Sometimes a story makes me emotional before I ever understand it completely, before I have dug for its meaning and before I had time to meditate on it to see what God might have to say through it. This one is one of those stories. I have not completely comprehended what it all means and why my throat tightens every time I think of the images. My heart feels as if in a vice when I recall the protagonist of this story, a beautiful Luna Moth.
I have lived in rural Wisconsin for over 20 years and I can only recall having seen a Luna Moth once. It was dead. A friend found it in the road and put it in greasy pizza box. Unlike the Luna Moth’s night-life, mine is nonexistent, and this perhaps explains my lack of run-ins with it. Another reason could be that a Luna Moth has an extremely short life span and only lives for about seven to ten days. When a couple of weeks ago I had two (almost) encounters with a Luna Moth in two days, I paid attention.
***
A young co-worker pulled out her cell phone when she entered my office. She was part a group of young people who worked and lived at the conference center where I am employed.
“Look what we saw last night.”
She held up her phone and swiped through several photos of a giant, lime green Luna Moth. To put the size of the creature in perspective, she had picked it up out of the grass and placed it on a green Frisbee. I was awed by its size and the spectacular beauty as I gaped at the photos. The tips of the silky wings looked as if an artist delicately painted two twigs and buds on them. Underneath the top wings, two smaller wings came to a point, as if the moth was trailing a train on a dress. Even in the still picture I could easily imagine those smaller, feathery wings move with the slightest breeze. I was taken aback by the moth’s beauty and admit I felt a tinge bit jealous and wished I had seen it for myself.

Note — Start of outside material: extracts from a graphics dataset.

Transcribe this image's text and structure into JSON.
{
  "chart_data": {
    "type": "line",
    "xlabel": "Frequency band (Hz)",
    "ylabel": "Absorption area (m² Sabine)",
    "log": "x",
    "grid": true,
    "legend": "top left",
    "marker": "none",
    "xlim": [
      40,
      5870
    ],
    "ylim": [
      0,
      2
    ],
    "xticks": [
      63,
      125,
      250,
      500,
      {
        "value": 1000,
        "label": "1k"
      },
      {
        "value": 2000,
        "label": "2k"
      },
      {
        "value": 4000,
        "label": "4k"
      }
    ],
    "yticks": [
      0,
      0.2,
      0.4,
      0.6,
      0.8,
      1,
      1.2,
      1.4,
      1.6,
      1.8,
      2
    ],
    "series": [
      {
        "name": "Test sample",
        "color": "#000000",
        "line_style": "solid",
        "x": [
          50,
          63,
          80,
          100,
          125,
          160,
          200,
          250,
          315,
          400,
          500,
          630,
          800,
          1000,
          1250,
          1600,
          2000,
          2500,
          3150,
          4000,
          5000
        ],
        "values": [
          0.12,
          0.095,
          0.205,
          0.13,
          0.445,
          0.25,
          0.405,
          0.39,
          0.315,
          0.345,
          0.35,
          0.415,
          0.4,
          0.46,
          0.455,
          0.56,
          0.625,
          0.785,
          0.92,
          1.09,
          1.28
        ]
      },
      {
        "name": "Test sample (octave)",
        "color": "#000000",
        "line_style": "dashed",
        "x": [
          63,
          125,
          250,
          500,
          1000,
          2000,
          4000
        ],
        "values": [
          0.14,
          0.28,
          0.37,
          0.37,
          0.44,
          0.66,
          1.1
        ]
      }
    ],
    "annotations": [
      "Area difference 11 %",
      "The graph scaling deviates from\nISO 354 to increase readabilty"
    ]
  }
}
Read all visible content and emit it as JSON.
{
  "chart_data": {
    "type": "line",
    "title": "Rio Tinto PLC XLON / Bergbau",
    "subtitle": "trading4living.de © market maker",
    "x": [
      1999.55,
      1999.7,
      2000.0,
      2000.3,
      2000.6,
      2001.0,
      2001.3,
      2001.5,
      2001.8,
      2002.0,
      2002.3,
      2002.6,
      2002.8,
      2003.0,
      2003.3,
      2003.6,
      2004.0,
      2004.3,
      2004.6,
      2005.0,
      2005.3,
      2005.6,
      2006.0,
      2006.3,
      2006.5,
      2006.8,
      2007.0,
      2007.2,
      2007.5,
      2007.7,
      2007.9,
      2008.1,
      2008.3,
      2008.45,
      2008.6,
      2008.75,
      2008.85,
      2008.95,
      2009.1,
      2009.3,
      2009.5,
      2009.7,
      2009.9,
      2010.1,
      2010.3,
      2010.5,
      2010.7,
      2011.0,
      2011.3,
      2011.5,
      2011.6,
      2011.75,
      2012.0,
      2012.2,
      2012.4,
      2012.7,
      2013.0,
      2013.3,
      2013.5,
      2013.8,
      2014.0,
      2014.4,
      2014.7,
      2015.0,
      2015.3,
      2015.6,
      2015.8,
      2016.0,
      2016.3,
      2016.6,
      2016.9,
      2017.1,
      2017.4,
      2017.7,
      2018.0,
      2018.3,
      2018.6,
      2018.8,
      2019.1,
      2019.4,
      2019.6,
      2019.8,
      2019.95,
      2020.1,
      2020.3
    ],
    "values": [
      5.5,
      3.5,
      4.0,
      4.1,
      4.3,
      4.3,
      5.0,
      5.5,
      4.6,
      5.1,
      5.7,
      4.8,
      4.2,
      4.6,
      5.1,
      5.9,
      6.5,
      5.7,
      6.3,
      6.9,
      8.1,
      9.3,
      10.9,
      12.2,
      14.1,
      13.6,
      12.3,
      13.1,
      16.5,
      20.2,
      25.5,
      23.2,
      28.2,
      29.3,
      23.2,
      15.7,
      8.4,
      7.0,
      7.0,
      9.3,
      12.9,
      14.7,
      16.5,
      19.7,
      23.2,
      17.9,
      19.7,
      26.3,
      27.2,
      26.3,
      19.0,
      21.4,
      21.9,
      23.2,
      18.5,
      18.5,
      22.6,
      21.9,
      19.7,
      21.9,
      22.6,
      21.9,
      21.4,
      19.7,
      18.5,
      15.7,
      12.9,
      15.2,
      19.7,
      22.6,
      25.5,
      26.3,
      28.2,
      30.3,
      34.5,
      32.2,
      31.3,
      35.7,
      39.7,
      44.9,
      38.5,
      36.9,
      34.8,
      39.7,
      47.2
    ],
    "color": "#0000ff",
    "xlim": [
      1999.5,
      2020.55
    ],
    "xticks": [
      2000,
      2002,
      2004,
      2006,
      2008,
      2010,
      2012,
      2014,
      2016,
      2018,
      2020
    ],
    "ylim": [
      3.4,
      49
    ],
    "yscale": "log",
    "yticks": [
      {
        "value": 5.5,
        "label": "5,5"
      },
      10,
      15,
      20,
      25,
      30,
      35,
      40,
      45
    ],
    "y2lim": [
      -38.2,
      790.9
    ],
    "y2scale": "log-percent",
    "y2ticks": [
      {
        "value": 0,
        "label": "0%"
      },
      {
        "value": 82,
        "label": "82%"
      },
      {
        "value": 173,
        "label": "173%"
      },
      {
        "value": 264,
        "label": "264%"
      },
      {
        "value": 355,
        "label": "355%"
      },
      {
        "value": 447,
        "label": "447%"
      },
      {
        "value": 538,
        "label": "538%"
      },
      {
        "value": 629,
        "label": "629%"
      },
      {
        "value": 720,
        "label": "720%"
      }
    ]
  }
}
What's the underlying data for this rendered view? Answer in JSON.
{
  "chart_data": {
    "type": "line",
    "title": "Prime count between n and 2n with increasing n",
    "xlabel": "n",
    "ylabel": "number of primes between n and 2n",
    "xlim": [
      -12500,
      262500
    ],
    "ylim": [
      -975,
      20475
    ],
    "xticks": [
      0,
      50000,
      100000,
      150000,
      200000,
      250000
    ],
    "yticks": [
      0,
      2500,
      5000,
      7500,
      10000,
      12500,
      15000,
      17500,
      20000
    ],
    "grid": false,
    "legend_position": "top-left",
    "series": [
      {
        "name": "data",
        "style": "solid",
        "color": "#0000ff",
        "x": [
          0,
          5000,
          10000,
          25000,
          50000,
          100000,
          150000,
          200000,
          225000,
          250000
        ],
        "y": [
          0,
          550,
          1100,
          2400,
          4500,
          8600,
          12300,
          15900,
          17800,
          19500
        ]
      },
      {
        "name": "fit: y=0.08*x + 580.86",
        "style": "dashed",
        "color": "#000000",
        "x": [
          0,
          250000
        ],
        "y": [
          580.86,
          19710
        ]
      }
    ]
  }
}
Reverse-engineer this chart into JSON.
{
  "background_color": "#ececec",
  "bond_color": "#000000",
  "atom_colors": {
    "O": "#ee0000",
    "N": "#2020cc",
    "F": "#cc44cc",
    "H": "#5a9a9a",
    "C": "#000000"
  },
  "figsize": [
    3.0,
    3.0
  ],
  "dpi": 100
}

I asked my friend to forward the photos to me and tried to be content with the fact that I was at least in the vicinity of a Luna Moth.
It was a couple of days later while we were outside cleaning around the conference center, when the same co-worker pointed upward.
“Heidi, a Luna Moth. Up there. Can you see it?”
There on the ledge of a large conference room window, a story above us, hung a Luna Moth. Immediately, we all noticed something was not right. The two top, wide leaf-like wings were fine, showing the typical “painted twigs”. We noticed, however, that the entire bottom part, the long, thinly shaped bottom wings were missing. The moth appeared to be stuck to the window screen and may had become a victim to a predator. Now, barely alive, vulnerable and broken, it hung there, its fragile being vibrating to the soundwaves of electrical guitars and drums which were coming through the open window. My throat tightened as I listened to the crowd inside the building sing to the Lord.
This image stirs my soul deeply. I am moved to tears each time I recall the broken Luna Moth.
How frail I am. How easy it is for me to forget that I am feeble, that my life span is not much longer than that of a lily in a meadow, not much more than that of a tender moth in a night-time field. I wonder if the moth knew how beautiful it looked to those who saw it. Do we know how beautiful we are to the Master? Do we know that in Christ we are beautiful to the Father as we bear His image? Do we know how our hearts and our very depth are exposed to Him who judges all things? He knows so well of our broken parts, of all the evil which threatens us, the attacks that leave us broken and try to keep us from our purpose. How fragile is this ground we tread, this tissue thin reality that holds us up. Oh, that God would help us see, worship Him with all we have – broken wings and all.
And no creature is hidden from his sight,
but all are naked and exposed
to the eyes of him to whom we must give account.